Il telefonino trilla. Vibra sul tavolo, una prima e una seconda volta. Poi vibra di nuovo, due o tre volte di fila. È in fibrillazione. Le notifiche si sovrappongono impazzite. Non riesco più a contarle. Apro la posta, gli sms, il messenger, whatsapp. Tutti insieme. Sono pronto ad una doccia dorata di auguri. Voglio il calore degli amici vicini e lontani. Chissà quanti messaggi, quanti buoni propositi, quanti motivi per festeggiare. Sono già felice.
Inizio a leggere.
“Auguri”. Punto. “Auguri”. Punto. “Auguri”. Punto. “Auguri”. Punto. “Auguri”. Punto. “Auguri”. Punto. “Auguri”. Punto. “Auguri”. Punto. “Auguri”. Punto. “Auguri”. Punto.
Messaggi a valanga in chat di gruppo, messaggi collettivi, broadcast a tutta la rubrica. Il telefono continua a vibrare. Io continuo ad aprire e leggere.
“Auguri”. Punto.
Milioni di telefonini squillano, centraline e satelliti impazziti trillano in un’eccitazione digitale furibonda. Smistano una miriade di auguri che gli uomini si stanno scambiando. Ma è sempre lo stesso messaggio:
“Auguri”. Punto.
Auguri copia e incolla, freddi come rufoli di vento invernale. La vita corre a ritmi talmente stressanti che non si ha più tempo nemmeno nelle feste. In realtà non è vero. Non si ha il tempo per le cose che non si vogliono fare. Ci siamo chiusi nei nostri io, nei nostri piccoli mondi dai grandi problemi.
Dove siamo andate a finire? La modernità ha distrutto le emozioni fino a questo punto?
Io apro di nuovo le chat. C’è una montagna di auguri affastellati, che non so più nemmeno se sono per me, se li ha scritti un amico o una “app” meccanica che ricorda il compleanno o la festività. Non so più se devo rispondere o no. Ci siamo arrivati. Nel 2000 il messaggio per il compleanno o la festività parte in automatico. Freddo come una freccia di ghiaccio, come una goccia di pioggia gelata che picchia contro il vetro.
“Auguri”. Punto.
Auguri per cosa, auguri perché? Cosa mi augurate? Lo voglio sapere.

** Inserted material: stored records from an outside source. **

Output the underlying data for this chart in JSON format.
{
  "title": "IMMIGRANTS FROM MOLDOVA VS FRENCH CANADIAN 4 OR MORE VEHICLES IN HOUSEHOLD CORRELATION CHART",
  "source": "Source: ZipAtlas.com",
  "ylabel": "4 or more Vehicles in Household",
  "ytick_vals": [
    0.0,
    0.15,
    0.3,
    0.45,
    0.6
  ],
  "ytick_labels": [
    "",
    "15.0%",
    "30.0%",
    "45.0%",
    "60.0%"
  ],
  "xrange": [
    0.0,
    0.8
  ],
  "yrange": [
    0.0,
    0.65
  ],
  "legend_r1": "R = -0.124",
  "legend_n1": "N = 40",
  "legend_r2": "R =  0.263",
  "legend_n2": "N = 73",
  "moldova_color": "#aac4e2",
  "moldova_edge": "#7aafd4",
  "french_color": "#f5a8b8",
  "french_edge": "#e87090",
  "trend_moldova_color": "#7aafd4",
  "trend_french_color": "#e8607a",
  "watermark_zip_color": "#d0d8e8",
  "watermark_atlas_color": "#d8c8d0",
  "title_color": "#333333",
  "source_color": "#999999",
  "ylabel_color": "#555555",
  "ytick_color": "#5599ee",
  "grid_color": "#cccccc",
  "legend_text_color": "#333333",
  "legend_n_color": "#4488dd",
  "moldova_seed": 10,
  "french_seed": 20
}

Forse la “app” c’è già. Ditemelo, il messaggio me lo sta mandando in automatico il vostro telefono. È il vostro i-phone che sta scrivendo al mio galaxy. Allora installo anch’io una “app”, che risponda in automatico al messaggio, e che poi lo cancelli direttamente. I telefoni si faranno gli auguri al posto delle persone. Il delirio della società moderna che delega anche i rapporti personali a una serie di bit inviati via etere.
Prendetevi un minuto, regalatevi un momento per le persone a cui volete bene o a cui volete dire qualcosa. Prendetevi il bello di festeggiare. Con calma.
Scrivetemi se siete troppo lontani, invitatemi fuori se siete vicini. Altrimenti, non fate nulla. Un messaggio costa energia e produce CO2. Combustibili fossili, inquinamento e surriscaldamento globale.
Vi prego. Quest’anno, se volete farmi gli auguri, scrivetemi qualcosa di personale. Scrivete il mio nome almeno. C’è perfino nel messaggio di auguri della Fastweb, di Amazon, di Enel Energia, della compagnia di assicurazioni, dell’agenzia delle entrate. “Auguri Marco”, il messaggio automatico è meno freddo del messaggio umano. Si prende la briga di scrivere il mio nome. Mi sta facendo auguri più caldi un computer che una persona.
Io voglio stringere mani, abbracciare amici, guardare occhi mentre brindo. Sorridere. A questo servono gli amici. Sono disposto a girare per Milano come una trottola impazzita, bere spumante fino ad ubriacarmi, brindare fino a non riuscire più a sollevare il braccio. Voglio farlo di persona. Siamo ancora esseri umani, e non anime alla deriva in uno smart phone.
Fate gli auguri a me, non al mio Samsung.